If you're a regular user of PowerBI, you're probably aware of the size limitations around datasets and it's very likely you've hit them more than once whilst writing reports on top of large datasets. It's difficult to see where size savings can be made directly through PowerBI, but we can use traditional tabular optimisation techniques to help us!
For those not in the know, a single dataset can be up to 1Gb in size, with excel files limited to 250mb. Each user also has a storage limit as follows:
- Free users have a maximum 1 GB data capacity.
- Pro users of Power BI Pro have 10 GB maximum capacity.
- Pro users can create groups, with a maximum 10 GB data capacity each.
For more information about the limits themselves and how to view your current usage, there's PowerBI blog about it here: https://powerbi.microsoft.com/en-us/documentation/powerbi-admin-manage-your-data-storage-in-power-bi/
But what if you're hitting that 1Gb data limit? There's very little within PowerBI itself to help you understand which tables are the largest, where you could make some savings, or generally anything about your model itself. The answer is to connect to the model via SSMS and take advantage of the Tabular system views, as described here.
What determines Tabular model size?
It’s worth discussing this briefly before going into the details. Put very simply, the XVelocity engine used by the tabular model will hold more data if there are more unique values for a column column. The key to avoiding large models is, therefore, to avoid columns with huge numbers of lots of distinct values. Text fields will generally be pretty bad for this, although there are common design patterns to avoid the worst offenders.
A simple example is to look at a DateTime column – this combination of date and time means that each minute of each day is a unique value. Even if we ignore seconds, we’re adding 1140 new, distinct records for every day within the system.
If we split this into two fields, a date and a time, this problem goes away. Each new date adds just a single record, whilst we will never have any new hours and minute combinations, so that’s a controllable field.
There are a few techniques to avoid these problems if you find them, I’d advise heading over to Russo & Ferrari for some general tips here and some more detailed techniques here.
Accessing Memory Usage Data
So - following the above instructions, connect to your data model and open a new DMX query:
Here you can use SQL syntax to query several DMVs behind the model - not all of them will be relevant in the cut-down tabular instance that PowerBI uses but there is one in particular that will help us manage our model size - DISCOVER_OBJECT_MEMORY_USAGE.
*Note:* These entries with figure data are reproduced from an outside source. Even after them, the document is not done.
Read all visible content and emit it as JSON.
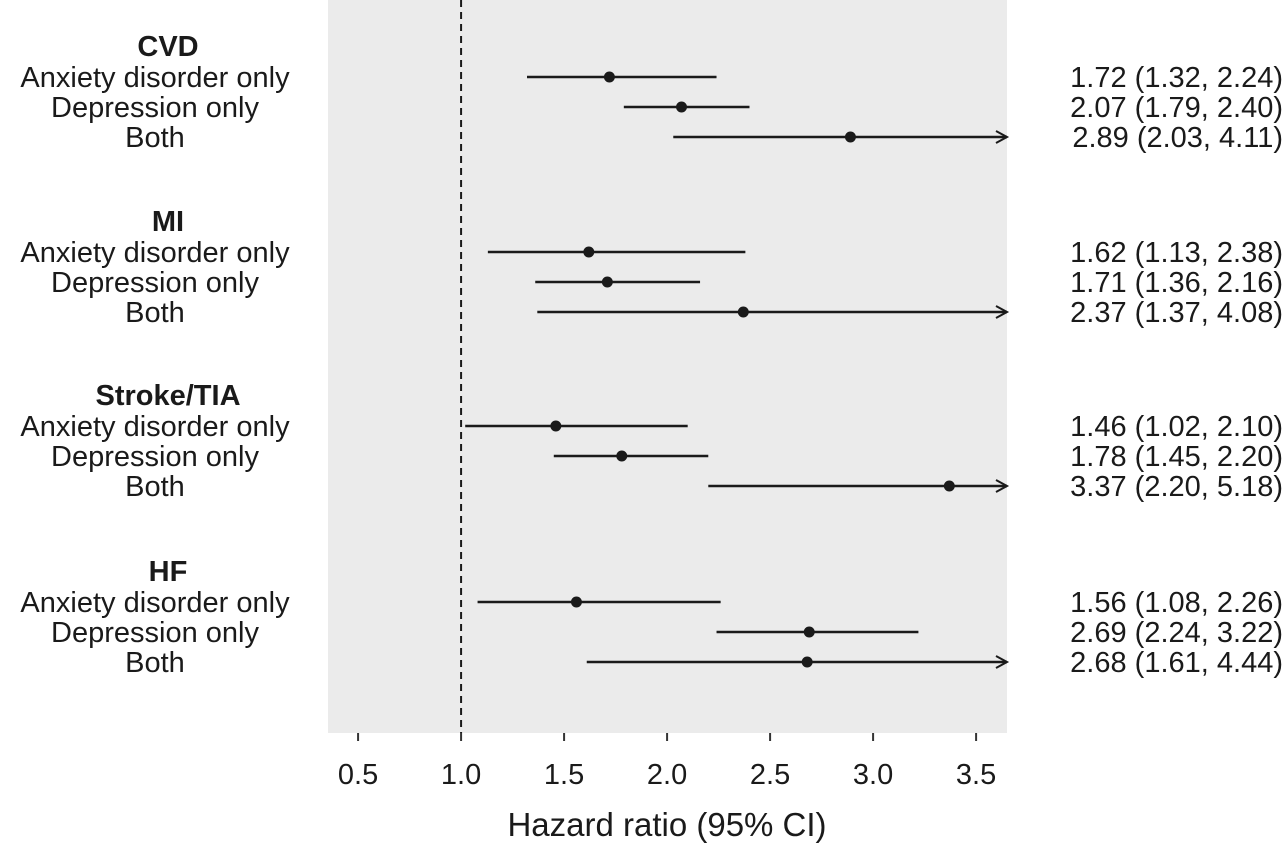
{
  "chart_data": {
    "type": "forest",
    "xlabel": "Hazard ratio (95% CI)",
    "xlim": [
      0.354,
      3.65
    ],
    "xticks": [
      0.5,
      1.0,
      1.5,
      2.0,
      2.5,
      3.0,
      3.5
    ],
    "xtick_labels": [
      "0.5",
      "1.0",
      "1.5",
      "2.0",
      "2.5",
      "3.0",
      "3.5"
    ],
    "reference_line": 1.0,
    "panel_background": "#ebebeb",
    "grid": false,
    "groups": [
      {
        "name": "CVD",
        "rows": [
          {
            "label": "Anxiety disorder only",
            "hr": 1.72,
            "lower": 1.32,
            "upper": 2.24,
            "text": "1.72 (1.32, 2.24)"
          },
          {
            "label": "Depression only",
            "hr": 2.07,
            "lower": 1.79,
            "upper": 2.4,
            "text": "2.07 (1.79, 2.40)"
          },
          {
            "label": "Both",
            "hr": 2.89,
            "lower": 2.03,
            "upper": 4.11,
            "text": "2.89 (2.03, 4.11)"
          }
        ]
      },
      {
        "name": "MI",
        "rows": [
          {
            "label": "Anxiety disorder only",
            "hr": 1.62,
            "lower": 1.13,
            "upper": 2.38,
            "text": "1.62 (1.13, 2.38)"
          },
          {
            "label": "Depression only",
            "hr": 1.71,
            "lower": 1.36,
            "upper": 2.16,
            "text": "1.71 (1.36, 2.16)"
          },
          {
            "label": "Both",
            "hr": 2.37,
            "lower": 1.37,
            "upper": 4.08,
            "text": "2.37 (1.37, 4.08)"
          }
        ]
      },
      {
        "name": "Stroke/TIA",
        "rows": [
          {
            "label": "Anxiety disorder only",
            "hr": 1.46,
            "lower": 1.02,
            "upper": 2.1,
            "text": "1.46 (1.02, 2.10)"
          },
          {
            "label": "Depression only",
            "hr": 1.78,
            "lower": 1.45,
            "upper": 2.2,
            "text": "1.78 (1.45, 2.20)"
          },
          {
            "label": "Both",
            "hr": 3.37,
            "lower": 2.2,
            "upper": 5.18,
            "text": "3.37 (2.20, 5.18)"
          }
        ]
      },
      {
        "name": "HF",
        "rows": [
          {
            "label": "Anxiety disorder only",
            "hr": 1.56,
            "lower": 1.08,
            "upper": 2.26,
            "text": "1.56 (1.08, 2.26)"
          },
          {
            "label": "Depression only",
            "hr": 2.69,
            "lower": 2.24,
            "upper": 3.22,
            "text": "2.69 (2.24, 3.22)"
          },
          {
            "label": "Both",
            "hr": 2.68,
            "lower": 1.61,
            "upper": 4.44,
            "text": "2.68 (1.61, 4.44)"
          }
        ]
      }
    ]
  }
}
Admittedly, on it’s own this is pretty incomprehensible. We can filter down the results slightly into something that makes a little sense, but you’ll generally get a big list of model entities with numbers against them – OK as a starter but not great as an actual model optimisation tool:
Stopping here we would at least have a hit-list of the worst-offending columns and we can use this to start tackling our model. But there are much better ways to approach this problem!
Tabular Memory Reports
There are several free tools made available within the SSAS community for people to analyse their current SSAS memory usage. These tools simply query this same data but apply a bit of data modelling and make the data much more accessible.
For straight tabular, I would tend to use Kasper de Jonge’s old excel spread, which pulls in data quite reliably, however there is an updated PowerBI Model found here.
However, this doesn’t play nicely with the PowerBI flavour of tabular just yet, so I would advise using the SQLBI.com Vertipaq Analyser.
Following their instructions and pointing it at my temporary tabular instance, we can refresh successfully and use their categorisations to explore the model. I’ve added some conditional formatting to help see where the issues are.
I can see, for example, which of the tables in my model are the worst offenders, and what’s causing it:
Interestingly the Customer dimension is pretty huge in my example. It has a lot less data than my fact but the dictionaries required are pretty hefty. Dictionaries are built using string lookups and are heavily affected by high volumes of unique values – so I can presume I’ve got some pretty big text strings in this dimension.
Looking at the Column breakdown, I can see where the offenders are:
This tells a slightly different story – my main offenders are from one of the hidden date dimension tables (A sign that relying on PowerBI’s inbuilt date functionality can be a memory drain) and the Sales Order Number – a unique identifier for my fact, obviously this is going to have a large number of distinct values.
The other columns we can do more about – Email address is the next offender. We can assume each customer, of all 18,000 will have a unique email address. However, it’s very rare that we would want to do analysis on the email address specifically, this is a good candidate to remove from the model. At the very least, we could consider keeping only the domain which will yield much fewer unique values.
Hopefully the above will help you move forward in reducing your PowerBI data model size – I’ll be posting about Performance Analysis & Source Control over the next couple of days.